Kevin Adams
Grand Rapids: Zondervan, 2014, 224 pp., $12.60

The Extravagant Fool: A Faith Journey that Begins Where Common Sense Ends reads like a modern-day story of Job. The narrative style is engaging, but not academic. Kevin Adams offers a vulnerable, well-written journal (quite literally, he includes entries from his personal journal) of personal of crisis and recalibration. When Adams opened the book by describing the loss of all his wealth, business, home (mansion), and began describing his new life of modest means, I had some difficulty relating because his new reality sounded very similar to my current realty! I felt little empathy…at first. He then describes his continued journey into more loss, humiliation, loss of desire to go on living, questions why and God’s silence. I began to resonate with his writing.

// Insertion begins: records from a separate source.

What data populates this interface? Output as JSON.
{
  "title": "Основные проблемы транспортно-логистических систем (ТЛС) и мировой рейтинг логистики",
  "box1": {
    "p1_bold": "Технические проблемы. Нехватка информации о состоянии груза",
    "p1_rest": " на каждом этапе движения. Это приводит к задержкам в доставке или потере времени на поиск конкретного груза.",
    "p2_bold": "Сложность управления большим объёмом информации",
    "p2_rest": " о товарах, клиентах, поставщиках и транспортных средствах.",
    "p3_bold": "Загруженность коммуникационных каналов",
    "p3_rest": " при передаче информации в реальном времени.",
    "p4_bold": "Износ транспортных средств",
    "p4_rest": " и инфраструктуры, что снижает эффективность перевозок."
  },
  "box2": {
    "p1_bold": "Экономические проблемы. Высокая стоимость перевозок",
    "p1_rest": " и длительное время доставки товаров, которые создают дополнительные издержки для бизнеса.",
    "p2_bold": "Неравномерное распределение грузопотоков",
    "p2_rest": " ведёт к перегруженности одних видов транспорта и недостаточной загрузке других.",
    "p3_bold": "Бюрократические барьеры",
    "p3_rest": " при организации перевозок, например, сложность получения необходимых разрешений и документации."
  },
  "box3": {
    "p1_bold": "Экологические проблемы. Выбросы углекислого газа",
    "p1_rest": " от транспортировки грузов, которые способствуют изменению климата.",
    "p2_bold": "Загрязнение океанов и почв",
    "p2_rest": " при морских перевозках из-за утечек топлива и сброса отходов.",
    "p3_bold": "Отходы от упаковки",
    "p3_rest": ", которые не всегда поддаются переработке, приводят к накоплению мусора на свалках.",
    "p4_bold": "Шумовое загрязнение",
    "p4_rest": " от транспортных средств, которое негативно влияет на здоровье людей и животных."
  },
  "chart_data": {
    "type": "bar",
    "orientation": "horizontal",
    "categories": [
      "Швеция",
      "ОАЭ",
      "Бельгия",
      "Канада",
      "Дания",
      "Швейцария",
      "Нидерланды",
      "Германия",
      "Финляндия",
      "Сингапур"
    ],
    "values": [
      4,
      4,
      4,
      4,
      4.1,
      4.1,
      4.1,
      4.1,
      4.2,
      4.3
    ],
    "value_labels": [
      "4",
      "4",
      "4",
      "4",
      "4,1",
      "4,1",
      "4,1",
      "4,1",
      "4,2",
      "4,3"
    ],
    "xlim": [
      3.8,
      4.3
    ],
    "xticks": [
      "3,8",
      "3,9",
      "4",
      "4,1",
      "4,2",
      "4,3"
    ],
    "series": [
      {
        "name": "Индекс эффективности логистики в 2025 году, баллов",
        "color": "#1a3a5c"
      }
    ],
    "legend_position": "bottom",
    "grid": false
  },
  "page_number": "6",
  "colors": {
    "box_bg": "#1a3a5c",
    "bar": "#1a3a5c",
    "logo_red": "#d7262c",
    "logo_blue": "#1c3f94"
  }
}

Loss, doubt and crushed spirit are common human experiences. If you are a type-A, risk-taking kind of personality, you will find a companion in the author. His amassed wealth was the result of business acumen, gravitas and risk. When disaster hit his life (which he explains in detail), he was forced to decide what kind of fool he would be (1 Cor. 3:18). He is a huge fan of George Mueller and cites him often. Unlike Job’s story, there is no miraculous restoration at the close of the book. Adams offers random God-focused lessons learned from his journey. This book speaks to the heart of those who have experienced a similar journey of loss and doubt, and offers counsel to those who have watched friends and family walk a difficult road.